Das Format beinhaltet Rezensionen, Reportagen, Kolumnen, Interviews und Retro-Themen.
"Wir haben eine andere Formatreihe, da geht es konkret darum wie werden Sex und Romantik in Computerspielen dargestellt, aber auf einer sehr sachlichen Ebene. Wir haben eine Mitarbeiterin, die Nina Kiel, die selber geforscht hat in diese Richtung. Das dann aus einer sehr wissenschaftlichen Perspektive für uns analysiert."
Verlage in einer Übergangsphase
Die Print-Magazine werden wohl nicht vollständig verschwinden.
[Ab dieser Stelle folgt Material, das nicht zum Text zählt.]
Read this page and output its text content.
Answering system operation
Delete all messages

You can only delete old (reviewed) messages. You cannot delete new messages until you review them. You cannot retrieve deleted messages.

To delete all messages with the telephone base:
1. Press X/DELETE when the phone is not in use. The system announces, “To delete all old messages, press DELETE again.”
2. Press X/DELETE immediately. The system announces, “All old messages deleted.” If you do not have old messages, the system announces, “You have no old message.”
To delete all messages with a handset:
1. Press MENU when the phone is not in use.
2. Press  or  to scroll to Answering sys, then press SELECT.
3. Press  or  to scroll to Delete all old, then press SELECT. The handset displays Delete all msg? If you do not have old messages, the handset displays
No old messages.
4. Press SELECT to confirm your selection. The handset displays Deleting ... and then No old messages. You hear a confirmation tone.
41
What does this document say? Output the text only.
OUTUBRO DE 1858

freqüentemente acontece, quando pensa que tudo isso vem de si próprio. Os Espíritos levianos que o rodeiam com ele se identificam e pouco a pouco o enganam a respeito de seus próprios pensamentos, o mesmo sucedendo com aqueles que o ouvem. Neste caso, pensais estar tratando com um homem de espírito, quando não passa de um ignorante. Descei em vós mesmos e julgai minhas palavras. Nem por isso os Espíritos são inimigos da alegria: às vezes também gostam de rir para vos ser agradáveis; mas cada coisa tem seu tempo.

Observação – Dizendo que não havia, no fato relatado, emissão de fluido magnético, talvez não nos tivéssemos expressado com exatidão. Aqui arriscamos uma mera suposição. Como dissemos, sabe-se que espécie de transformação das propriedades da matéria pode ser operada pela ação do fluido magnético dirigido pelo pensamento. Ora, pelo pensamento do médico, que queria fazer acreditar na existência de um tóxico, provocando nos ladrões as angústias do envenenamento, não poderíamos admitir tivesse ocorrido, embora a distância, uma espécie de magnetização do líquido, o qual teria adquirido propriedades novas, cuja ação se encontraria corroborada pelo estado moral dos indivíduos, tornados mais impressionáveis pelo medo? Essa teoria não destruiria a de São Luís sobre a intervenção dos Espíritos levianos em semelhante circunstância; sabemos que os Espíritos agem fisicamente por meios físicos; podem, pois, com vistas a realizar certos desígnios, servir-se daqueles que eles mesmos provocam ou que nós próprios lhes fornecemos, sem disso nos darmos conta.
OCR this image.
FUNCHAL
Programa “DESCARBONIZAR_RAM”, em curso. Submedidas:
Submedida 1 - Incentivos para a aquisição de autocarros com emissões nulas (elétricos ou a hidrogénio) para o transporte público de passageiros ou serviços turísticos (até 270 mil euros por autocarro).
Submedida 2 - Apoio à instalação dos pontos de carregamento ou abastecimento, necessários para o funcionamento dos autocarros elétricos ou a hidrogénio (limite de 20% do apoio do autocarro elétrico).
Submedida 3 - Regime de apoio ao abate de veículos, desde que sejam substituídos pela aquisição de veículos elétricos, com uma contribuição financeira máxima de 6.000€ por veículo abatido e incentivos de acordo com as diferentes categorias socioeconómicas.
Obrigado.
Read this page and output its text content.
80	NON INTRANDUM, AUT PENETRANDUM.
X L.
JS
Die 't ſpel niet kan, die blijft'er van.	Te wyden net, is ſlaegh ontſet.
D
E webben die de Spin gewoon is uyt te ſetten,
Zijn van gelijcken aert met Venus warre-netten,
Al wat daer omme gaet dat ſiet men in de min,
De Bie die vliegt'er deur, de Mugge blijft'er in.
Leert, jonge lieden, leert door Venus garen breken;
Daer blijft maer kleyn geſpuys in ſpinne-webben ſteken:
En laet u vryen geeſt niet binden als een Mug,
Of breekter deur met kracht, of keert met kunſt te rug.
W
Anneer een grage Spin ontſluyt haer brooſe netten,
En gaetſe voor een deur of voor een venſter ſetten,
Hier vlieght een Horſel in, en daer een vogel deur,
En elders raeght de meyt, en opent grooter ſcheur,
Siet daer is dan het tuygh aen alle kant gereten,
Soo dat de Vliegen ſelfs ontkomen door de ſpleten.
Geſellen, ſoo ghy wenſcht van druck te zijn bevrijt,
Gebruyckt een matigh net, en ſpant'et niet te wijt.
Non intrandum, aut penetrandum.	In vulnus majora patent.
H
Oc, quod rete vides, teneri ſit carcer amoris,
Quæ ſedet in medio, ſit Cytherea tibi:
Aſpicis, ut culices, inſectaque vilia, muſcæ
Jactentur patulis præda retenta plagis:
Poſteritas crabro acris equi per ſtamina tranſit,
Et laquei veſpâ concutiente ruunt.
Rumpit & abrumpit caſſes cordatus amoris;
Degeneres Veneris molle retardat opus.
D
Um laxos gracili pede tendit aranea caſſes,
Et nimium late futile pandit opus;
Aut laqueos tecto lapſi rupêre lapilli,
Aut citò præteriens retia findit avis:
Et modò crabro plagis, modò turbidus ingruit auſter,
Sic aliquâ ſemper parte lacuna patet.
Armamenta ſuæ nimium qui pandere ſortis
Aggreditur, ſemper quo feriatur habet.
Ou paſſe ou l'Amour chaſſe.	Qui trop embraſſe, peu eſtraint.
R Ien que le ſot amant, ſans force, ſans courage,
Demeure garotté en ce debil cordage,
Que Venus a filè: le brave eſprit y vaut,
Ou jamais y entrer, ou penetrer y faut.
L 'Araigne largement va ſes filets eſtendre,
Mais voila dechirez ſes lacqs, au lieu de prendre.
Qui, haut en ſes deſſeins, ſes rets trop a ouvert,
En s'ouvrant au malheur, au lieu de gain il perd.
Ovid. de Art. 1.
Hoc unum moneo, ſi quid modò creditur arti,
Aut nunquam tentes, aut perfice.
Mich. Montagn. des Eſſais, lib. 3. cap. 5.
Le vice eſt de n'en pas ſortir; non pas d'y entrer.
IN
Viele Experten sehen die Zukunft in hochwertig produzierten Magazinen mit vielen Hintergrundinformationen. Diese könnten dann allerdings auch deutlich über den aktuellen Preisen von bis zu acht Euro liegen.
Derzeit befinden sich die Verlage in einer Übergangsphase. Viele Print-Magazine sind nicht übrig geblieben. Wer noch über ausreichend Abonnenten und Käufer verfügt, wartet ab. Die Zukunft des Journalismus über Computerspiele und digitale Unterhaltung liegt aber eindeutig im Internet.